My Father's Glory
- First edition
- Author: Marcel Pagnol
- Original title: La Gloire de Mon Père
- Language: French
- Series: Souvenirs d'enfance
- Genre: Autobiographical novel
- Publisher: Pastorelly
- Publication date: 1957
- Publication place: France
- Media type: Print (Hardback & Paperback)

= My Father's Glory =

1957 novel by Marcel Pagnol

My Father's Glory (La Gloire de mon père, /fr/) is a 1957 autobiographical novel by Marcel Pagnol. Its sequel is My Mother's Castle. It is the first of four volumes in Pagnol's Souvenirs d'enfance series. There is also a 1990 film based on the novel, which is directed by Yves Robert.

==Plot summary==

A poetic novel about his family and early years rather than a literal autobiography, Pagnol opens with the stories of his two parents, Joseph and Augustine, and his arrival in 1895 as their first child in the little town of Aubagne among the mountains of Provence. A school teacher there, the fiercely secular and socialist Joseph then gets a better job in the bustling city of Marseille. There his mother's sister Rose is courted by the fiercely conservative and Catholic Jules, who marries her. Despite striking many sparks off each other, the two brothers-in-law overall enjoy each other's company. So much so that in 1904 they agreed to rent a remote farmhouse outside the village of La Treille, where the two families can spend their summer together and get back to the simple pleasures of rural life. After a long struggle up mountain tracks, with their belongings on a mule, they reach what for young Marcel is an earthly paradise. He falls instantly in love with the wild landscape, its distinctive vegetation, and its abundant wildlife.

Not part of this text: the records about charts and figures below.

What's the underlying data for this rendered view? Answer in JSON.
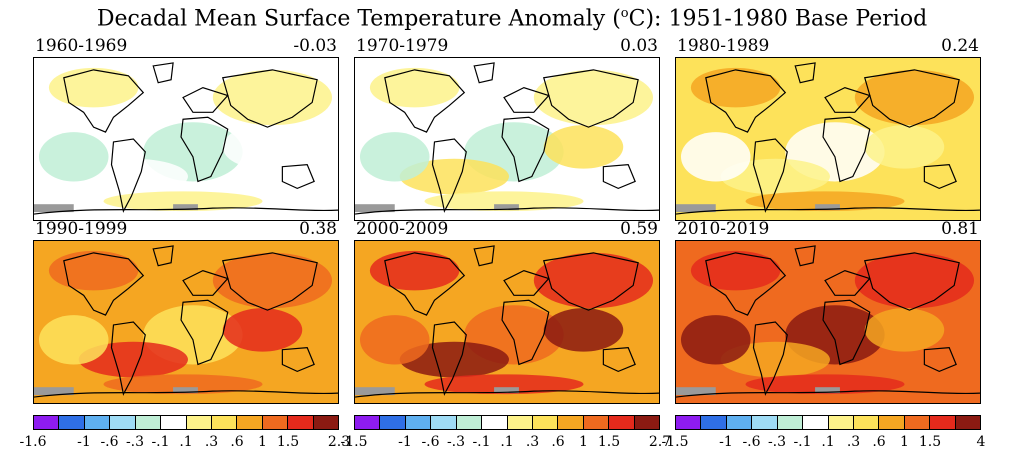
{
  "title_main": "Decadal Mean Surface Temperature Anomaly (",
  "title_sup": "o",
  "title_rest": "C): 1951-1980 Base Period",
  "panels": [
    {
      "period": "1960-1969",
      "mean": "-0.03",
      "fill": "#ffffff",
      "blob1": "#fdf28a",
      "blob2": "#bfeed6",
      "blob3": "#ffffff"
    },
    {
      "period": "1970-1979",
      "mean": "0.03",
      "fill": "#ffffff",
      "blob1": "#fdf28a",
      "blob2": "#bfeed6",
      "blob3": "#fde25a"
    },
    {
      "period": "1980-1989",
      "mean": "0.24",
      "fill": "#fde25a",
      "blob1": "#f5a622",
      "blob2": "#ffffff",
      "blob3": "#fdf28a"
    },
    {
      "period": "1990-1999",
      "mean": "0.38",
      "fill": "#f5a622",
      "blob1": "#ef6a1f",
      "blob2": "#fde25a",
      "blob3": "#e42a1c"
    },
    {
      "period": "2000-2009",
      "mean": "0.59",
      "fill": "#f5a622",
      "blob1": "#e42a1c",
      "blob2": "#ef6a1f",
      "blob3": "#8b1a12"
    },
    {
      "period": "2010-2019",
      "mean": "0.81",
      "fill": "#ef6a1f",
      "blob1": "#e42a1c",
      "blob2": "#8b1a12",
      "blob3": "#f5a622"
    }
  ],
  "legend_colors": [
    "#8e1cf0",
    "#2f6fe6",
    "#5fb0f0",
    "#9fdcf5",
    "#bfeed6",
    "#ffffff",
    "#fdf28a",
    "#fde25a",
    "#f5a622",
    "#ef6a1f",
    "#e42a1c",
    "#8b1a12"
  ],
  "legends": [
    {
      "ticks": [
        "-1.6",
        "-1",
        "-.6",
        "-.3",
        "-.1",
        ".1",
        ".3",
        ".6",
        "1",
        "1.5",
        "2.3"
      ]
    },
    {
      "ticks": [
        "-1.5",
        "-1",
        "-.6",
        "-.3",
        "-.1",
        ".1",
        ".3",
        ".6",
        "1",
        "1.5",
        "2.7"
      ]
    },
    {
      "ticks": [
        "-1.5",
        "-1",
        "-.6",
        "-.3",
        "-.1",
        ".1",
        ".3",
        ".6",
        "1",
        "1.5",
        "4"
      ]
    }
  ]
}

While he and his little brother Paul spend their days in happy play among the hills, his father and uncle have a weightier business. It will soon be the opening of the shooting season and, now they are proper countrymen rather than city intellectuals, they must be out with shotguns in search of game. As Joseph has never fired a gun in his life, Jules has all the pleasure of teaching the ignorant teacher the mysteries of this craft. In addition to learning how to use the weapon, Joseph has to learn how to bring down all the different sorts of game, above all the most legendarily difficult and rewarding local bird. This is the rock partridge, of which few men have hit more than a couple of tail feathers. On the great day, the two set off and young Marcel disobeys them by following, for he is terribly worried that his shy spectacle-wearing father will be humiliated by the loud know-all uncle. Trying to keep out of sight, the boy gets lost in the uninhabited mountains, until after several hours he hears two shots in quick succession. Out of the sky near his feet fall two rock partridges. His father got them, his only kill of the day, by firing both barrels. Next day, Joseph volunteers to go down to the village for the shopping and ties the two carcasses to his belt. The whole community is lost in admiration for his unparallelled feat and the priest is so impressed that he overcomes Joseph's atheist scruples by rushing home for a camera to record this historic moment.